O fungo causador da doença, o
Sporothrix schenckii, foi isolado da secreção nasal, cavidade oral e unhas de gatos, o que reforça a tese de transmissão felina, seja por meio de arranhões ou mordidas. As especialistas explicam que os animais também podem ser tratados, mas por meio de medicação específica. Entre outros fatores, o aumento de casos tem – segundo Leila – origem na briga entre os animais por território e no enterro dos corpos de animais mortos pela doença em áreas próximas a moradias, principalmente em regiões de baixa renda, que não dispõem de condições sanitárias adequadas.

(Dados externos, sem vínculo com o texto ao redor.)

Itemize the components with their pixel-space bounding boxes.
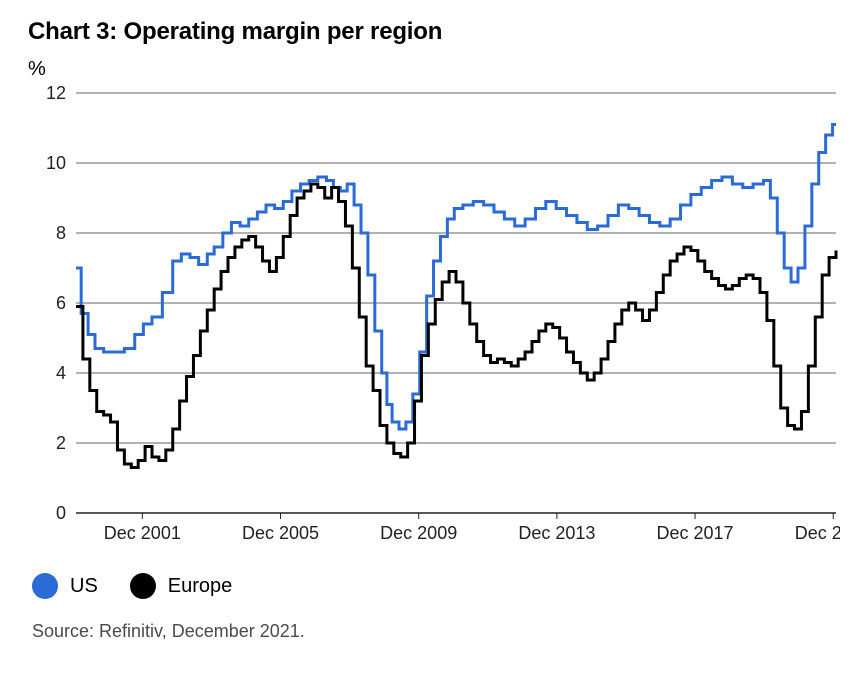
legend-marker-icon bbox=[32, 573, 58, 599]
svg-text:10: 10 bbox=[46, 153, 66, 173]
legend-label: US bbox=[70, 575, 98, 598]
svg-text:2: 2 bbox=[56, 433, 66, 453]
legend-item: Europe bbox=[130, 573, 233, 599]
legend: US Europe bbox=[32, 573, 840, 599]
svg-text:Dec 2017: Dec 2017 bbox=[657, 523, 734, 543]
svg-text:0: 0 bbox=[56, 503, 66, 523]
svg-text:6: 6 bbox=[56, 293, 66, 313]
svg-text:Dec 2013: Dec 2013 bbox=[518, 523, 595, 543]
svg-text:8: 8 bbox=[56, 223, 66, 243]
svg-text:Dec 2005: Dec 2005 bbox=[242, 523, 319, 543]
chart-title: Chart 3: Operating margin per region bbox=[28, 18, 840, 46]
legend-marker-icon bbox=[130, 573, 156, 599]
svg-text:4: 4 bbox=[56, 363, 66, 383]
source-footnote: Source: Refinitiv, December 2021. bbox=[32, 621, 840, 642]
chart-page: Chart 3: Operating margin per region % 0… bbox=[0, 0, 868, 694]
line-chart-svg: 0 2 4 6 8 10 12 Dec 2001 Dec 2005 Dec 2009 Dec 201… bbox=[28, 83, 840, 553]
svg-text:12: 12 bbox=[46, 83, 66, 103]
y-axis-unit: % bbox=[28, 58, 840, 81]
svg-text:Dec 2021: Dec 2021 bbox=[795, 523, 840, 543]
legend-item: US bbox=[32, 573, 98, 599]
legend-label: Europe bbox=[168, 575, 233, 598]
chart-plot-area: 0 2 4 6 8 10 12 Dec 2001 Dec 2005 Dec 2009 Dec 201… bbox=[28, 83, 840, 553]
svg-text:Dec 2009: Dec 2009 bbox=[380, 523, 457, 543]
svg-text:Dec 2001: Dec 2001 bbox=[104, 523, 181, 543]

Os pesquisadores alertam que os animais mortos pela doença devem ser cremados. “Esse surto zoonótico mudou completamente o padrão epidemiológico da doença”, diz Leila. “Antes, essa patologia era relacionada como uma doença ocupacional, típica das áreas rurais, que atingia principalmente trabalhadores agrícolas e aqueles que trabalhavam com jardinagem. Nas cidades, era raramente observada”, esclarece.

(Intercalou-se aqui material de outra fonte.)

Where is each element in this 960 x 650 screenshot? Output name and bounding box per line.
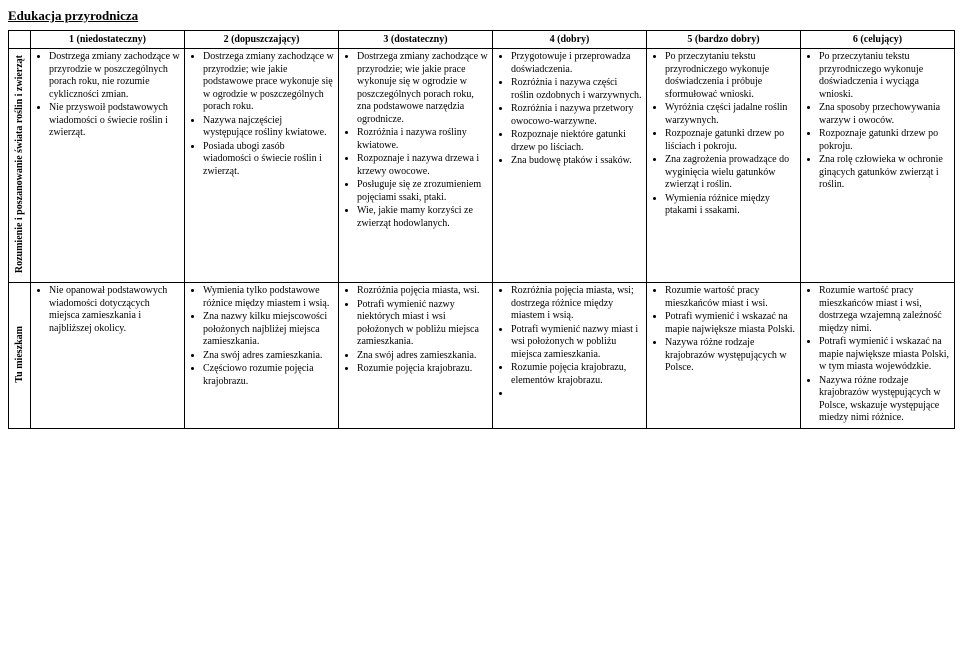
page-title: Edukacja przyrodnicza (8, 8, 952, 24)
header-blank (9, 31, 31, 49)
list-item: Zna budowę ptaków i ssaków. (511, 155, 642, 168)
row-label: Tu mieszkam (9, 283, 31, 429)
list-item: Zna zagrożenia prowadzące do wyginięcia … (665, 154, 796, 192)
grade-cell: Wymienia tylko podstawowe różnice między… (185, 283, 339, 429)
list-item: Rozumie wartość pracy mieszkańców miast … (665, 285, 796, 310)
table-row: Tu mieszkam Nie opanował podstawowych wia… (9, 283, 955, 429)
table-header-row: 1 (niedostateczny) 2 (dopuszczający) 3 (… (9, 31, 955, 49)
row-label-text: Rozumienie i poszanowanie świata roślin … (14, 49, 25, 279)
header-6: 6 (celujący) (801, 31, 955, 49)
list-item: Przygotowuje i przeprowadza doświadczeni… (511, 51, 642, 76)
list-item: Rozpoznaje i nazywa drzewa i krzewy owoc… (357, 153, 488, 178)
list-item: Nie przyswoił podstawowych wiadomości o … (49, 102, 180, 140)
list-item: Zna nazwy kilku miejscowości położonych … (203, 311, 334, 349)
criteria-list: Rozumie wartość pracy mieszkańców miast … (805, 285, 950, 425)
row-label: Rozumienie i poszanowanie świata roślin … (9, 49, 31, 283)
header-3: 3 (dostateczny) (339, 31, 493, 49)
criteria-list: Dostrzega zmiany zachodzące w przyrodzie… (35, 51, 180, 140)
criteria-list: Przygotowuje i przeprowadza doświadczeni… (497, 51, 642, 168)
list-item: Po przeczytaniu tekstu przyrodniczego wy… (819, 51, 950, 101)
list-item: Zna swój adres zamieszkania. (203, 350, 334, 363)
grade-cell: Po przeczytaniu tekstu przyrodniczego wy… (647, 49, 801, 283)
list-item: Nie opanował podstawowych wiadomości dot… (49, 285, 180, 335)
list-item: Rozpoznaje gatunki drzew po liściach i p… (665, 128, 796, 153)
list-item: Dostrzega zmiany zachodzące w przyrodzie… (203, 51, 334, 114)
list-item: Potrafi wymienić nazwy niektórych miast … (357, 299, 488, 349)
list-item: Wymienia różnice między ptakami i ssakam… (665, 193, 796, 218)
header-4: 4 (dobry) (493, 31, 647, 49)
list-item: Posiada ubogi zasób wiadomości o świecie… (203, 141, 334, 179)
list-item: Zna swój adres zamieszkania. (357, 350, 488, 363)
header-1: 1 (niedostateczny) (31, 31, 185, 49)
list-item: Po przeczytaniu tekstu przyrodniczego wy… (665, 51, 796, 101)
list-item: Wie, jakie mamy korzyści ze zwierząt hod… (357, 205, 488, 230)
row-label-text: Tu mieszkam (14, 320, 25, 389)
list-item: Rozróżnia i nazywa części roślin ozdobny… (511, 77, 642, 102)
list-item: Potrafi wymienić nazwy miast i wsi położ… (511, 324, 642, 362)
header-5: 5 (bardzo dobry) (647, 31, 801, 49)
list-item: Nazywa najczęściej występujące rośliny k… (203, 115, 334, 140)
list-item: Dostrzega zmiany zachodzące w przyrodzie… (49, 51, 180, 101)
list-item: Wyróżnia części jadalne roślin warzywnyc… (665, 102, 796, 127)
list-item: Rozróżnia pojęcia miasta, wsi. (357, 285, 488, 298)
list-item: Nazywa różne rodzaje krajobrazów występu… (665, 337, 796, 375)
criteria-list: Rozróżnia pojęcia miasta, wsi; dostrzega… (497, 285, 642, 401)
list-item: Nazywa różne rodzaje krajobrazów występu… (819, 375, 950, 425)
grade-cell: Dostrzega zmiany zachodzące w przyrodzie… (31, 49, 185, 283)
list-item: Potrafi wymienić i wskazać na mapie najw… (665, 311, 796, 336)
criteria-list: Rozróżnia pojęcia miasta, wsi.Potrafi wy… (343, 285, 488, 376)
table-row: Rozumienie i poszanowanie świata roślin … (9, 49, 955, 283)
grade-cell: Rozumie wartość pracy mieszkańców miast … (647, 283, 801, 429)
criteria-list: Po przeczytaniu tekstu przyrodniczego wy… (805, 51, 950, 192)
list-item: Dostrzega zmiany zachodzące w przyrodzie… (357, 51, 488, 126)
criteria-list: Dostrzega zmiany zachodzące w przyrodzie… (343, 51, 488, 230)
list-item: Rozróżnia i nazywa przetwory owocowo-war… (511, 103, 642, 128)
list-item: Rozumie wartość pracy mieszkańców miast … (819, 285, 950, 335)
grade-cell: Po przeczytaniu tekstu przyrodniczego wy… (801, 49, 955, 283)
list-item: Rozróżnia pojęcia miasta, wsi; dostrzega… (511, 285, 642, 323)
header-2: 2 (dopuszczający) (185, 31, 339, 49)
grade-cell: Nie opanował podstawowych wiadomości dot… (31, 283, 185, 429)
list-item: Zna rolę człowieka w ochronie ginących g… (819, 154, 950, 192)
criteria-list: Po przeczytaniu tekstu przyrodniczego wy… (651, 51, 796, 218)
list-item: Wymienia tylko podstawowe różnice między… (203, 285, 334, 310)
grade-cell: Rozróżnia pojęcia miasta, wsi; dostrzega… (493, 283, 647, 429)
list-item: Posługuje się ze zrozumieniem pojęciami … (357, 179, 488, 204)
criteria-list: Rozumie wartość pracy mieszkańców miast … (651, 285, 796, 375)
list-item: Rozpoznaje gatunki drzew po pokroju. (819, 128, 950, 153)
grade-cell: Dostrzega zmiany zachodzące w przyrodzie… (185, 49, 339, 283)
list-item (511, 388, 642, 401)
grade-cell: Przygotowuje i przeprowadza doświadczeni… (493, 49, 647, 283)
list-item: Rozpoznaje niektóre gatunki drzew po liś… (511, 129, 642, 154)
list-item: Zna sposoby przechowywania warzyw i owoc… (819, 102, 950, 127)
grading-table: 1 (niedostateczny) 2 (dopuszczający) 3 (… (8, 30, 955, 429)
list-item: Rozumie pojęcia krajobrazu. (357, 363, 488, 376)
grade-cell: Rozumie wartość pracy mieszkańców miast … (801, 283, 955, 429)
criteria-list: Wymienia tylko podstawowe różnice między… (189, 285, 334, 388)
criteria-list: Nie opanował podstawowych wiadomości dot… (35, 285, 180, 335)
list-item: Rozumie pojęcia krajobrazu, elementów kr… (511, 362, 642, 387)
list-item: Potrafi wymienić i wskazać na mapie najw… (819, 336, 950, 374)
grade-cell: Rozróżnia pojęcia miasta, wsi.Potrafi wy… (339, 283, 493, 429)
list-item: Częściowo rozumie pojęcia krajobrazu. (203, 363, 334, 388)
list-item: Rozróżnia i nazywa rośliny kwiatowe. (357, 127, 488, 152)
grade-cell: Dostrzega zmiany zachodzące w przyrodzie… (339, 49, 493, 283)
criteria-list: Dostrzega zmiany zachodzące w przyrodzie… (189, 51, 334, 178)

Leila garante que se trata do maior surto zoonótico de esporotricose já descrito em literatura médica, e que levou a um surto epidêmico da doença em humanos – decorrente da transmissão direta ‘gato-homem’. Anteriormente, o maior surto epidêmico do gênero até então reportado havia ocorrido na África do Sul, entre 1941 e 1944. Naquele país, as ripas de madeira que davam sustentação a túneis e galerias de uma mina na província aurífera de Witwatersrand foram contaminadas pelo
S. schenckii. Cerca de 3 mil pessoas da força de trabalho empregada no local foram contaminadas.
Leila conta que o grupo de pesquisa vem tentando estabelecer uma parceria com Laboratório Central de Saúde Pública – Noel Nutels (Lacen), órgão sob a responsabilidade do governo do estado por meio da Secretaria Estadual de Saúde. “Estamos em fase de entendimento com o Lacen para que nos tornemos uma unidade de referência do diagnóstico sorológico dessa patologia”, adianta Leila.

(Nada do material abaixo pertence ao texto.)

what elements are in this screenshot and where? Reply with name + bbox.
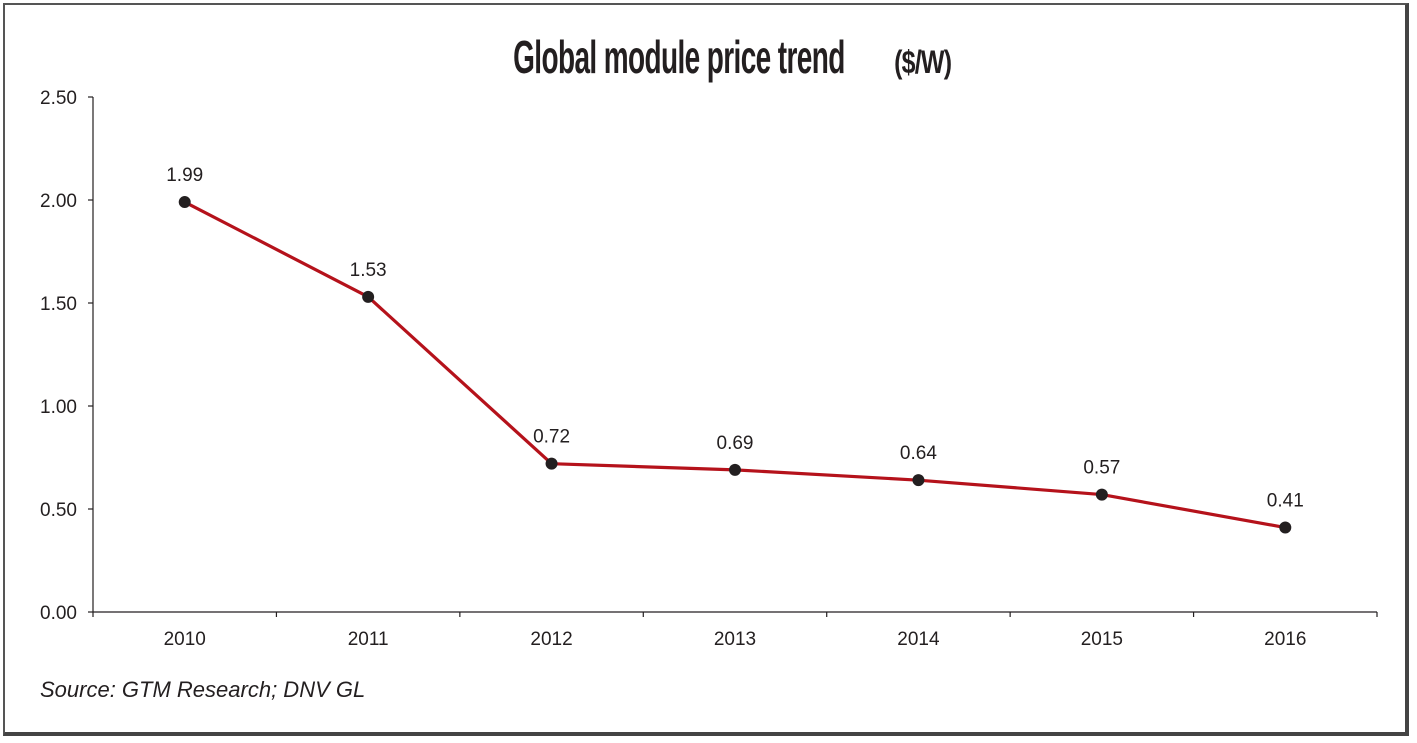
y-tick-label: 1.50: [40, 294, 77, 315]
y-tick-label: 0.50: [40, 500, 77, 521]
y-tick-label: 1.00: [40, 397, 77, 418]
chart-title: Global module price trend ($/W): [0, 30, 1417, 84]
x-tick-label: 2011: [348, 629, 389, 650]
data-label: 0.64: [900, 443, 937, 464]
chart-title-main: Global module price trend: [512, 31, 845, 83]
axes: [92, 97, 1377, 617]
x-tick-label: 2012: [530, 629, 572, 650]
chart-frame: [3, 3, 1409, 736]
data-point: [1095, 488, 1108, 501]
data-label: 0.57: [1083, 458, 1120, 479]
x-tick-label: 2014: [897, 629, 940, 650]
chart-title-unit: ($/W): [893, 44, 952, 80]
x-tick-label: 2016: [1264, 629, 1306, 650]
data-point: [729, 463, 741, 476]
y-tick-label: 2.00: [40, 191, 77, 212]
data-point: [912, 474, 925, 487]
x-tick-label: 2013: [714, 629, 756, 650]
y-tick-label: 0.00: [40, 603, 77, 624]
data-label: 0.69: [717, 433, 754, 454]
y-axis-ticks: 0.00 0.50 1.00 1.50 2.00 2.50: [40, 88, 93, 624]
data-point: [178, 196, 191, 209]
x-tick-label: 2015: [1081, 629, 1123, 650]
series-group: 1.99 1.53 0.72 0.69 0.64 0.57 0.41: [166, 165, 1304, 534]
x-axis-ticks: 2010 2011 2012 2013 2014 2015 2016: [164, 612, 1378, 650]
series-line: [183, 200, 1286, 530]
source-note: Source: GTM Research; DNV GL: [40, 677, 366, 702]
data-label: 1.53: [350, 260, 387, 281]
data-label: 0.72: [533, 427, 570, 448]
data-point: [1279, 521, 1292, 534]
data-point: [362, 290, 375, 303]
y-tick-label: 2.50: [40, 88, 77, 109]
data-point: [545, 457, 558, 470]
x-tick-label: 2010: [164, 629, 206, 650]
data-label: 0.41: [1267, 491, 1304, 512]
data-label: 1.99: [166, 165, 203, 186]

A pesquisadora adverte que a população do estado deve procurar assistência veterinária ou médica caso perceba os sinais e sintomas característicos da esporotricose. “O tratamento e a prevenção são fundamentais para frear o aumento do número de casos da micose”. E o dermatologista é o especialista indicado para diagnosticar corretamente a doença.